Bitcoin isn’t the bubble — the global financial system is
Pretty much every article you read about bitcoin in the mainstream press ends up in the same place. You may not hear it until the seventh or eighth paragraph, but eventually you’ll be told that the whole thing is nothing more than a modern day “tulip bubble.” The more creative types will also throw around the South Sea or Mississippi Bubble. You get the point. The consensus among the very smart experts is unanimous: bitcoin is clearly and indisputably a gigantic bubble that’s set to burst. I’ve been hearing this since the early days of getting involved in the space back in 2012. But I’m not convinced.
For one thing, bubbles don’t do what bitcoin has done since its inception in 2009. During my 10-year tenure on Wall Street, I saw several bubbles grow and then burst, and one thing you learn is that an actual bubble rises like crazy and then totally pops. It doesn’t come right back a couple of years later and soar again to a new price 10 times greater than the previous bubble’s high, which is what bitcoin has done after each one of its three or four previous “bubbles” burst.
That’s not a bubble, but something else entirely.

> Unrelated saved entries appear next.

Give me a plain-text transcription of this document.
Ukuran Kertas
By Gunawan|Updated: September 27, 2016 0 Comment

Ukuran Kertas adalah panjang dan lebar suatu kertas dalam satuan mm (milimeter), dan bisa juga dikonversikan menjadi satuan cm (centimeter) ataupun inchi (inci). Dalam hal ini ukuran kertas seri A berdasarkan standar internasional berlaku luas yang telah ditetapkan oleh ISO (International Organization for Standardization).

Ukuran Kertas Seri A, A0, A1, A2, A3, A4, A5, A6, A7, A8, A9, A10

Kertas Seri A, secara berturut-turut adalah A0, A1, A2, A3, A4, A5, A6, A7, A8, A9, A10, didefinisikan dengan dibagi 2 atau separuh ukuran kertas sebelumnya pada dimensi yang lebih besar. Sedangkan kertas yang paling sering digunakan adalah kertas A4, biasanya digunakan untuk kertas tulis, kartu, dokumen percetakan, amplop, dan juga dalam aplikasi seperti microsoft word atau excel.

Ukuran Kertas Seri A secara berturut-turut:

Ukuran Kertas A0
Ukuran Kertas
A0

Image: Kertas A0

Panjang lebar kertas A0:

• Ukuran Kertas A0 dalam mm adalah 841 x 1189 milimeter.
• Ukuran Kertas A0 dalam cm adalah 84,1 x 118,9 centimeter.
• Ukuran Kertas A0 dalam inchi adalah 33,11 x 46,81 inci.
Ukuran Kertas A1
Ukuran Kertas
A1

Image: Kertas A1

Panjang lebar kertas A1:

Let’s take the oil price in the middle of the last decade as an example of a real bubble. The price went on a historic and seemingly unstoppable run all the way to $150 per barrel in 2008. It then proceeded to burst in spectacular fashion just ahead of the financial crisis, plunging all the way back to $30 before rebounding. Ten years later and the price is still nowhere near that prior high, with it currently trading around $60. That’s what happens when a real bonafide bubble bursts. It stays below the prior high for decade at least, sometimes forever. The behavior of bitcoin since the “genesis block” has been completely different.